Air Products

Evonik Industries AG agreed to acquire materials and additives units from Air Products & Chemicals Inc. (NYSE: APD) in a deal valued at $3.8 billion that increases its exposure to the U.S. market with high-margin chemicals used in insulation, household detergents and auto parts.

The performance materials business includes polyurethane additives, epoxy curing agents and high-margin amines generating about $250 million in earnings before interest, taxes, depreciation and amortization. Tax benefits amount to $500 million, the Essen, Germany-based company said in a statement Friday. The price implies a multiple of about 15.2 times earnings, not including savings.

Chief Executive Officer Klaus Engel is making the company’s biggest acquisition, relying on cost savings to make it work. It’s targeting $80 million in synergies from folding the acquired units into its own cost base. Amid a heated mergers and acquisitions market in chemicals, Engel this week sought to reassure investors that the company won’t overpay for assets, saying on an analyst call that the financial discipline Evonik showed in 2015 will extend in 2016.

Chemicals M&A has been robust in the middle market. Advent International will invest in chemicals producer Viakem SA de CV; CVR Partners LP completed its purchase of fertilizer maker Rentech Nitrogen Partners; and Maroon Group LLC has acquired chemicals distributor U.S. Chemicals. For more on M&A trends in the chemicals sector, see Chemical Makers Keep Drawing Buyers.

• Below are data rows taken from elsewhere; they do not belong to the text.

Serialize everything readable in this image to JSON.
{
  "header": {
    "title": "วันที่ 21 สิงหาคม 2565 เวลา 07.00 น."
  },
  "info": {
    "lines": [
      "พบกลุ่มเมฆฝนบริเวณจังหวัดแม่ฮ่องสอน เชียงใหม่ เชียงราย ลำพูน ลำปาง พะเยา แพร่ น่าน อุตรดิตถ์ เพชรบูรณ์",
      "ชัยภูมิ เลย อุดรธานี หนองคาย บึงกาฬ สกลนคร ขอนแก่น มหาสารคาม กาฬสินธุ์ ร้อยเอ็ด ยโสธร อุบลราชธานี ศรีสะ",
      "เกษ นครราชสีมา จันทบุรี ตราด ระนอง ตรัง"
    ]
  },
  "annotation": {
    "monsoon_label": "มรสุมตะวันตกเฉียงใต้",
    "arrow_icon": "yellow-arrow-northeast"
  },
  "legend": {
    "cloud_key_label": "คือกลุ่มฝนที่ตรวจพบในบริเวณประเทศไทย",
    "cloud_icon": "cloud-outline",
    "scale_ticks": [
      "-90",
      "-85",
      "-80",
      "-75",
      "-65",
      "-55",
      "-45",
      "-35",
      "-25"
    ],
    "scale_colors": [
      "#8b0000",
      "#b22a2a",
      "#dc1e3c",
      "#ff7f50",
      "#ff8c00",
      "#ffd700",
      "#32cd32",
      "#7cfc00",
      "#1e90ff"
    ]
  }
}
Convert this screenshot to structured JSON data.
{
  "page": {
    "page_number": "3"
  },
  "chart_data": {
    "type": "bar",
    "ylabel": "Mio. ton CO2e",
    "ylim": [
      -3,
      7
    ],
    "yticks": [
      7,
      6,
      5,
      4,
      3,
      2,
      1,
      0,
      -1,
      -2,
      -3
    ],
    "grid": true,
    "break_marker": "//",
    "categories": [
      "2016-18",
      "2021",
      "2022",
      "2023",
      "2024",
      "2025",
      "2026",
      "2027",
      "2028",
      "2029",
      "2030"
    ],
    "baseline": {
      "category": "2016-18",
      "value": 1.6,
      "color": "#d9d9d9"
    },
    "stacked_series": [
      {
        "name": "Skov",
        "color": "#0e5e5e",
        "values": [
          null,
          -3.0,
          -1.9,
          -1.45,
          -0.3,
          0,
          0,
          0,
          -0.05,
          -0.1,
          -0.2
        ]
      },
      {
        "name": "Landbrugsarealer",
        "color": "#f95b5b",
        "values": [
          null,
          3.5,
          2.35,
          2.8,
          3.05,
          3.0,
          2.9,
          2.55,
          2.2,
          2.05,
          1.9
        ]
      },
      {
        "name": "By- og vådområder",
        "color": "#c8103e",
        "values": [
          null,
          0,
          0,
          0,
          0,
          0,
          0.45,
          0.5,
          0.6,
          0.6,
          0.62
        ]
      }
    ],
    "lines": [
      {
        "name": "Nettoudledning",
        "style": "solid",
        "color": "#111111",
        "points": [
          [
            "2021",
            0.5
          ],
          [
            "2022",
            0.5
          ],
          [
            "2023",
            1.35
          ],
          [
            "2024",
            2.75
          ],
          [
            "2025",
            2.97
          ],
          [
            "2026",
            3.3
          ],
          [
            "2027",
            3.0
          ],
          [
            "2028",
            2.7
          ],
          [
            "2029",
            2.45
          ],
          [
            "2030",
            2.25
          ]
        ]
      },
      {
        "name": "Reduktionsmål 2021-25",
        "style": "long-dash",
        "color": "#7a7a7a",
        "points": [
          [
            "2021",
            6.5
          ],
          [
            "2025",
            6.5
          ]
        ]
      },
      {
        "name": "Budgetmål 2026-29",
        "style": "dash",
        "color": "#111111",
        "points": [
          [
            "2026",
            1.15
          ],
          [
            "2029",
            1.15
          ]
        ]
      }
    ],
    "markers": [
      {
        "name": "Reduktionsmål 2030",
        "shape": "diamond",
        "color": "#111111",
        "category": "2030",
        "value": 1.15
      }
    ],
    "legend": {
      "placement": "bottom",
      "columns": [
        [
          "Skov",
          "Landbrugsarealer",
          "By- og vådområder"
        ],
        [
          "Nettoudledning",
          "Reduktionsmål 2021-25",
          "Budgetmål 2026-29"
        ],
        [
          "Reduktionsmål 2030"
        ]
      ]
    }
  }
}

“The strategic fit is really good, in that respect it is a super deal,” said Markus Mayer, an analyst at Baader Bank AG, who rates Evonik shares hold. Mayer spoke before the release, but after Bloomberg today reported a deal was imminent. Evonik shares rose 1.4 percent to 28.35 euros as of 1:32 p.m. in Frankfurt trading.

The acquisition comes with an added financial burden. The operations are part of Air Products’s Material Technologies division, which CEO Seifi Ghasemi renamed Versum with a view to spinning it off to shareholders on a tax-free basis. The price tag agreed with Evonik compensates for the taxes resulting from a straight sale.

The earnings multiple Evonik is paying resembles the ratio paid by Solvay SA for aerospace composites maker Cytec Industries. Both companies have sought to exit commodity chemicals and move into higher-margin markets where demand is more resilient to economic cycles. Apollo Global Management LLC bought Belgian amines-maker Taminco Group for about 11 to 12 times earnings in 2011.

The units will add about $1 billion to Evonik’s turnover, half of which is generated in North America, with 26 percent generated in Asia and the remainder in Europe.

The U.S. industrial gas company’s electronics-materials business isn’t part of the deal. A straight sale of that business could be easier than a spinoff at a time when markets are volatile and economic growth is uneven. A sale would add to Air Products’s cash reserves. The CEO, who orchestrated the breakup of Rockwood Holdings, will be strengthening the balance sheet at a time when there are few obvious large industrial gas players left to acquire after recent consolidation. Air Liquide SA of France is in the process of buying its U.S. rival Airgas Inc. for $13 billion.